How seriously can we take talk of the media’s Joe Biden Comeback narrative? The Washington Post reports that Biden will make his midterm campaign start this week on behalf of beleaguered fellow Democrats. The Post also reports that many of them would prefer Biden stay in Rehoboth.

So much for the Comeback Kid:

He’s being attacked more often in televised ads than Obama was at this point in 2010, or Trump was in 2018. He goes largely unnamed on Democratic campaign websites and Twitter accounts. And candidates in key races in battleground states are either not asking him to come — or actively avoiding him when he does, according to a Washington Post survey of more than 60 candidates in the most competitive gubernatorial, U.S. Senate and congressional campaigns in the country.

Few candidates said they wanted Biden to campaign for them in their state or district, with many not responding to the question at all. The Post also asked if candidates wanted Vice President Harris as a surrogate campaigner for the Biden administration and got the same set of unenthusiastic responses.

“No comment from the campaign at this time,” said a spokeswoman for Sen. Michael F. Bennet (D-Colo), who is a Republican target in a state that Biden won by more than 13 points.

“We have not asked President Biden or VP Harris to campaign in Ohio and have no plans to do so,” said a spokeswoman for Rep. Tim Ryan (D-Ohio), who is the Democratic nominee in a tight U.S. Senate race. Pointing to a range of surrogates for Republican nominee J.D. Vance, the spokeswoman, Izzi Levy, added, “Tim has been very clear that he wants to be the face of this campaign, and that’s not changing anytime soon.”

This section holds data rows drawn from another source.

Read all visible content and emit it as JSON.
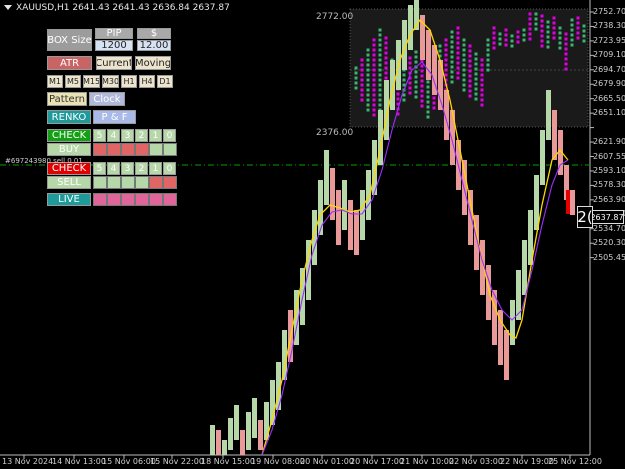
{
  "header": {
    "symbol_info": "XAUUSD,H1  2641.43 2641.43 2636.84 2637.87"
  },
  "colors": {
    "up": "#b6d7a8",
    "down": "#ea9999",
    "signal_line": "#00a000",
    "ma_fast": "#ffd700",
    "ma_slow": "#9b30ff",
    "grid_green": "#3cb371",
    "grid_magenta": "#e000e0"
  },
  "panel": {
    "box_size_label": "BOX Size",
    "pip_label": "PIP",
    "dollar_label": "$",
    "pip_value": "1200",
    "dollar_value": "12.00",
    "atr_label": "ATR",
    "current_label": "Current",
    "moving_label": "Moving",
    "timeframes": [
      "M1",
      "M5",
      "M15",
      "M30",
      "H1",
      "H4",
      "D1"
    ],
    "pattern_label": "Pattern",
    "clock_label": "Clock",
    "renko_label": "RENKO",
    "pf_label": "P & F",
    "check_label": "CHECK",
    "buy_label": "BUY",
    "sell_label": "SELL",
    "live_label": "LIVE",
    "counters": [
      "5",
      "4",
      "3",
      "2",
      "1",
      "0"
    ]
  },
  "order_label": "#697243980 sell 0.01",
  "pf_box": {
    "top_label": "2772.00",
    "bottom_label": "2376.00"
  },
  "current_price": "2637.87",
  "price_cutoff_glyph": "2(",
  "y_axis": [
    "2752.70",
    "2738.30",
    "2723.95",
    "2709.10",
    "2694.70",
    "2679.90",
    "2665.50",
    "2651.10",
    "2637.87",
    "2621.90",
    "2607.55",
    "2593.10",
    "2578.30",
    "2563.90",
    "2549.10",
    "2534.70",
    "2520.30",
    "2505.45"
  ],
  "x_axis": [
    "13 Nov 2024",
    "14 Nov 13:00",
    "15 Nov 06:00",
    "15 Nov 22:00",
    "18 Nov 15:00",
    "19 Nov 08:00",
    "20 Nov 01:00",
    "20 Nov 17:00",
    "21 Nov 10:00",
    "22 Nov 03:00",
    "22 Nov 19:00",
    "25 Nov 12:00"
  ]
}
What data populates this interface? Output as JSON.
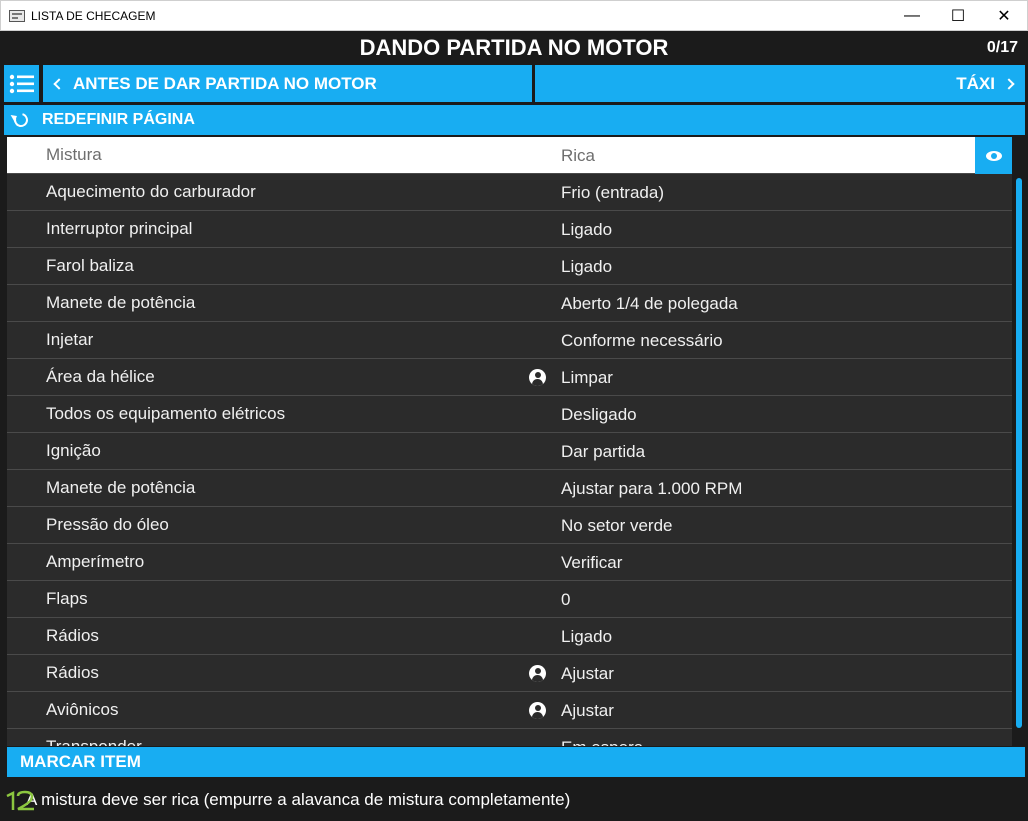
{
  "window": {
    "title": "LISTA DE CHECAGEM",
    "controls": {
      "minimize": "—",
      "maximize": "☐",
      "close": "✕"
    }
  },
  "header": {
    "title": "DANDO PARTIDA NO MOTOR",
    "counter": "0/17"
  },
  "nav": {
    "prev_label": "ANTES DE DAR PARTIDA NO MOTOR",
    "next_label": "TÁXI"
  },
  "reset": {
    "label": "REDEFINIR PÁGINA"
  },
  "items": [
    {
      "item": "Mistura",
      "value": "Rica",
      "active": true,
      "person": false
    },
    {
      "item": "Aquecimento do carburador",
      "value": "Frio (entrada)",
      "person": false
    },
    {
      "item": "Interruptor principal",
      "value": "Ligado",
      "person": false
    },
    {
      "item": "Farol baliza",
      "value": "Ligado",
      "person": false
    },
    {
      "item": "Manete de potência",
      "value": "Aberto 1/4 de polegada",
      "person": false
    },
    {
      "item": "Injetar",
      "value": "Conforme necessário",
      "person": false
    },
    {
      "item": "Área da hélice",
      "value": "Limpar",
      "person": true
    },
    {
      "item": "Todos os equipamento elétricos",
      "value": "Desligado",
      "person": false
    },
    {
      "item": "Ignição",
      "value": "Dar partida",
      "person": false
    },
    {
      "item": "Manete de potência",
      "value": "Ajustar para 1.000 RPM",
      "person": false
    },
    {
      "item": "Pressão do óleo",
      "value": "No setor verde",
      "person": false
    },
    {
      "item": "Amperímetro",
      "value": "Verificar",
      "person": false
    },
    {
      "item": "Flaps",
      "value": "0",
      "person": false
    },
    {
      "item": "Rádios",
      "value": "Ligado",
      "person": false
    },
    {
      "item": "Rádios",
      "value": "Ajustar",
      "person": true
    },
    {
      "item": "Aviônicos",
      "value": "Ajustar",
      "person": true
    },
    {
      "item": "Transponder",
      "value": "Em espera",
      "person": false
    }
  ],
  "mark": {
    "label": "MARCAR ITEM"
  },
  "note": {
    "text": "A mistura deve ser rica (empurre a alavanca de mistura completamente)"
  },
  "colors": {
    "accent": "#18adf2",
    "background": "#1b1b1b",
    "list_bg": "#2b2b2b",
    "logo": "#8cc63f"
  }
}
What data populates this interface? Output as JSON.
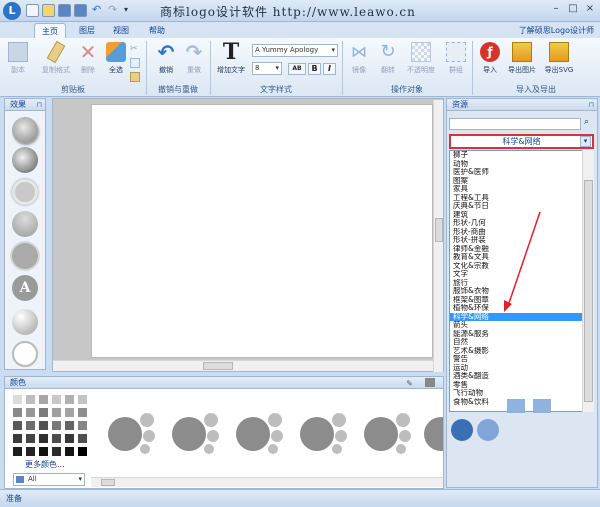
{
  "title": "商标logo设计软件  http://www.leawo.cn",
  "app_logo_letter": "L",
  "tabs": [
    "主页",
    "图层",
    "视图",
    "帮助"
  ],
  "help_link": "了解硕思Logo设计师",
  "ribbon": {
    "clipboard": {
      "label": "剪贴板",
      "buttons": [
        "副本",
        "复制格式",
        "删除",
        "全选"
      ]
    },
    "undo": {
      "label": "撤销与重做",
      "buttons": [
        "撤销",
        "重做"
      ]
    },
    "text": {
      "label": "文字样式",
      "add_text": "增加文字",
      "font": "A Yummy Apology",
      "size": "8",
      "bold": "B",
      "italic": "I",
      "spacing": "AB"
    },
    "arrange": {
      "label": "操作对象",
      "buttons": [
        "镜像",
        "翻转",
        "不透明度",
        "群组"
      ]
    },
    "export": {
      "label": "导入及导出",
      "buttons": [
        "导入",
        "导出图片",
        "导出SVG"
      ]
    }
  },
  "effects": {
    "title": "效果",
    "text_effect_glyph": "A"
  },
  "colors": {
    "title": "颜色",
    "more": "更多颜色...",
    "filter": "All"
  },
  "resources": {
    "title": "资源",
    "selected": "科学&网络",
    "categories": [
      "狮子",
      "动物",
      "医护&医师",
      "图案",
      "家具",
      "工程&工具",
      "庆典&节日",
      "建筑",
      "形状-几何",
      "形状-商曲",
      "形状-拼装",
      "律师&金融",
      "教育&文具",
      "文化&宗教",
      "文字",
      "旅行",
      "服饰&衣物",
      "框架&图章",
      "植物&环保",
      "科学&网络",
      "箭头",
      "能源&服务",
      "自然",
      "艺术&摄影",
      "警告",
      "运动",
      "酒类&翻造",
      "零售",
      "飞行动物",
      "食物&饮料"
    ]
  },
  "status": "准备"
}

Even those who aren’t outright opposed to Biden aren’t clamoring for him to show up in their races:

Several Democratic candidates didn’t say they were opposed to Biden appearing with them in their states. But they weren’t exactly warmly embracing the idea, either.

That lack of enthusiasm extends to places Biden won less than two years ago. In Arizona, Mark Kelly has mostly ducked all of the major debates in the past eighteen months to keep one of the lowest profiles in the Senate, hoping to sneak past the voters in the upcoming midterms. CNN’s Jake Tapper tried to pin Kelly down on campaigning with Biden, who won Arizona in 2020, and Kelly professed his fealty to Biden but didn’t sound enthusiastic about doing so in Arizona (via Townhall):

TAPPER: Would you want President Biden to come to Arizona and campaign with you?

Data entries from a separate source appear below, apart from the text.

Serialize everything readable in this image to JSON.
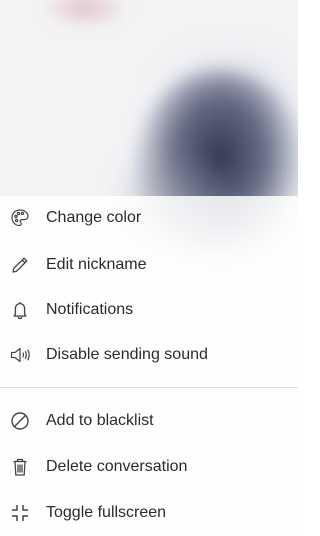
{
  "menu": {
    "items": [
      {
        "label": "Change color",
        "icon": "palette-icon"
      },
      {
        "label": "Edit nickname",
        "icon": "pencil-icon"
      },
      {
        "label": "Notifications",
        "icon": "bell-icon"
      },
      {
        "label": "Disable sending sound",
        "icon": "speaker-icon"
      },
      {
        "label": "Add to blacklist",
        "icon": "block-icon"
      },
      {
        "label": "Delete conversation",
        "icon": "trash-icon"
      },
      {
        "label": "Toggle fullscreen",
        "icon": "exit-fullscreen-icon"
      }
    ]
  },
  "colors": {
    "text": "#2b2b2b",
    "icon": "#444444",
    "divider": "#d9d9d9"
  }
}
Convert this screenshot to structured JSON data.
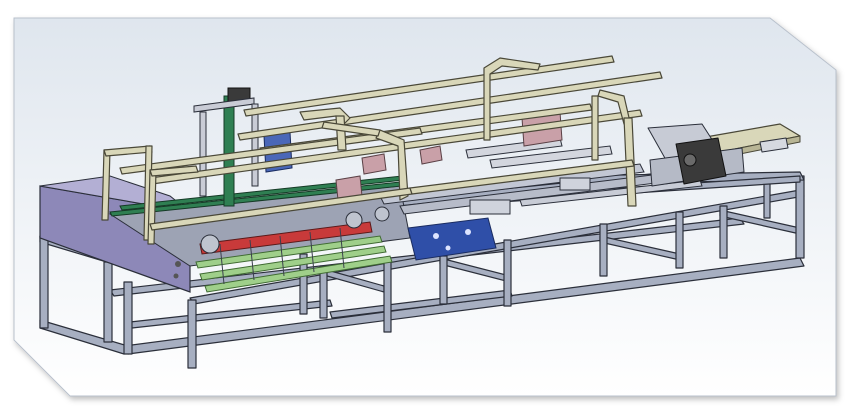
{
  "figure": {
    "kind": "3D CAD render of an industrial machine frame (conveyor / folding unit)",
    "has_text": false
  },
  "colors": {
    "background": "#ffffff",
    "viewport_top": "#dfe6ee",
    "viewport_bottom": "#ffffff",
    "frame_steel": "#a7afc1",
    "frame_edge": "#2b2f3a",
    "side_panel": "#8d88b8",
    "upper_rails": "#d9d7b9",
    "roller_red": "#c83a3a",
    "roller_green": "#9fcf8a",
    "blue_assembly": "#2f4fa8",
    "green_column": "#2f7f52",
    "motor_block": "#3a3a3a",
    "pink_plates": "#c9a0a8"
  }
}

KELLY: Hey, I will welcome anybody that come to Arizona, travel around the state at any time, as long as I’m here, if I’m not up in Washington in session, and talk about what Arizona needs. This water situation is significant. And, right now, we have some of the tools necessary to deal with it. I’m trying to get some answers from the Department of Interior on more — like, what authority do they have to make some decisions themselves on this? Because, as I said earlier, the other states are not stepping up to help Arizona deal with this. But if anybody wants to come to Arizona and talk about Arizona issues or issues that affect the country, I will be here.

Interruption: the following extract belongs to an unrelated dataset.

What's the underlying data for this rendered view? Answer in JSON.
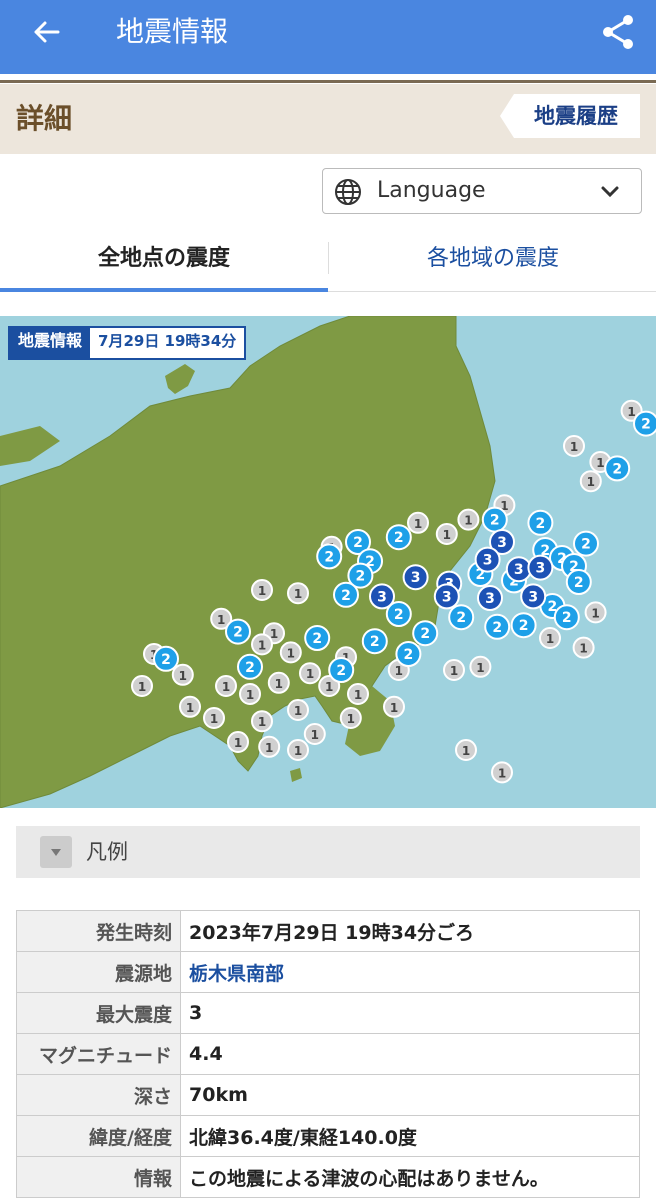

TAPPER: Well, that’s not exactly an open invitation to President Biden to come and campaign with you, even though he won the state of Arizona in 2020, saying you would welcome anybody.

This goes well beyond Biden’s soggy job-approval ratings, which have only barely rebounded to 40.9/55.8 in the latest RCP aggregate. It’s not entirely about Biden’s personal-favorability flop in office, where’s he’s now at 40.7/54 in RCP’s aggregate, and has been mired in the negative ever since Biden abandoned Americans in Afghanistan. Biden’s disastrous personal favorables are a significant part of the reason Democrats want to distance themselves from Biden, a point that apparently hasn’t sunk into the thick skulls around Biden, who think that Biden’s avuncular “Scranton Joe” act still sells.

No, this is mainly about the right/wrong direction message that voters have been sending since last year. Today’s NBC News poll and its 74% wrong-direction finding was no outlier; the current RCP aggregate average is 22.9/70.9. And with Democrats in control of the White House, Senate, and House, that’s a measure of their leadership — a very bad measure.

That’s why vulnerable Democratic incumbents don’t want Biden on their campaign trails. They’ll have to run against Biden and disassociate themselves from his leadership to stand any chance at all. Remember this when reading the media narratives about Biden’s “comeback” — not even his own party wants him around.